Il rapporto con Vittorio De Luca e i legami con il clan

“Vittorio è una persona cui voglio bene”, ha dichiarato il prete all’ANSA, delineando un rapporto personale che rende il gesto ancor più complesso da decifrare. L’anziano, come ha precisato don Patriciello, “non ha mai dato problemi”, ma il nodo cruciale risiede nei suoi legami familiari, essendo egli il suocero di Mimmo Ciccarelli. È proprio a costui, ritenuto – assieme ai suoi fratelli – l’artefice della nascita del clan Ciccarelli Sautto, che si riconducono le ombre di un’intimidazione la cui regia appare chiara, sebbene affidata a una mano inaspettata.

Le misure di sicurezza rafforzate

Di fronte a un atto così grave, che mira a turbare la serenità di un luogo di culto e la determinazione di un uomo, le istituzioni non sono rimaste inattive.

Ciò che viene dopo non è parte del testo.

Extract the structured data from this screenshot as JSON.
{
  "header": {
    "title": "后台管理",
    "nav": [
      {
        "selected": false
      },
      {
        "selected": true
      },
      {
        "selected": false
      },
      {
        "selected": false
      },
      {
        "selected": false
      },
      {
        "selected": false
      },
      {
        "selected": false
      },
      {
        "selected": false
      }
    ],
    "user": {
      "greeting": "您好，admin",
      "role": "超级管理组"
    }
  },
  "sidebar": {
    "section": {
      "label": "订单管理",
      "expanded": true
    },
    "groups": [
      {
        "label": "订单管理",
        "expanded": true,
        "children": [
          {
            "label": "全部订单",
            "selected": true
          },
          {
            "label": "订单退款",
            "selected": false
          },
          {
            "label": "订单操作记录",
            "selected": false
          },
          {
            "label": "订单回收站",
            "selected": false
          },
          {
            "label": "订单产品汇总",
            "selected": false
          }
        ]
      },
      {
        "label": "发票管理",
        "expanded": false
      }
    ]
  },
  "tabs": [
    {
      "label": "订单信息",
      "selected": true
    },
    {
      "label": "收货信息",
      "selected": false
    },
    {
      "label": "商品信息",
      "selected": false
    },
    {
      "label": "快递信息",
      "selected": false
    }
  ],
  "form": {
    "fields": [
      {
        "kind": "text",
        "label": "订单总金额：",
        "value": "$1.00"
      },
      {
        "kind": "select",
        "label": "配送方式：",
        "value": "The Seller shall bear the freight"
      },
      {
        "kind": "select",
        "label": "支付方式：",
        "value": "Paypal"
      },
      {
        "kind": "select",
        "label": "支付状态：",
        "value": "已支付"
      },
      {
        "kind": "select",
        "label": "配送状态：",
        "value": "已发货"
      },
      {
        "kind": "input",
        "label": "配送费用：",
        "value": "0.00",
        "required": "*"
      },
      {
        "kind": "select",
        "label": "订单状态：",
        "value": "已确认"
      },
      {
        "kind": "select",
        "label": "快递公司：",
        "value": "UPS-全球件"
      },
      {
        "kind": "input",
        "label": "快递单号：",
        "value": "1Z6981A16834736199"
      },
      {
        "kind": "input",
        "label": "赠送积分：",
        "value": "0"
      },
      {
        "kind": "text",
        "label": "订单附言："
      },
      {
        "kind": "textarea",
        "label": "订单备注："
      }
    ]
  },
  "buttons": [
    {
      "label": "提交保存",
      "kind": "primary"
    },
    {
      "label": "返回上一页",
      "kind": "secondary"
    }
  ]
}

Il Comitato per l’Ordine e la Sicurezza Pubblica, riunitosi d’urgenza in Prefettura a Napoli, ha disposto l’immediato potenziamento delle misure di sicurezza. La scorta a protezione di don Patriciello è stata rafforzata, mentre ulteriori dispositivi di vigilanza sono stati estesi all’intera area della parrocchia San Paolo Apostolo, al fine di prevenire il ripetersi di simili azioni.

La risposta di don Patriciello: una preghiera di speranza

Nonostante la comprensibile apprensione, la risposta del sacerdote non si è fatta attendere e ha mantenuto una coerenza che è il segno distintivo della sua missione. “Anche dopo il proiettile che ho ricevuto io non perdo la speranza”, ha affermato, lanciando un accorato appello direttamente a coloro che hanno scelto la strada della violenza. “A tutti quelli che hanno imboccato questa strada maledetta, io, cristiano e prete, ancora una volta, dico: ‘Figlioli, vi voglio bene. Nel nome di Gesù, pentitevi. Fatevi e fateci questo regalo’”, concludendo con una supplica che trasforma la paura in un’occasione di testimonianza.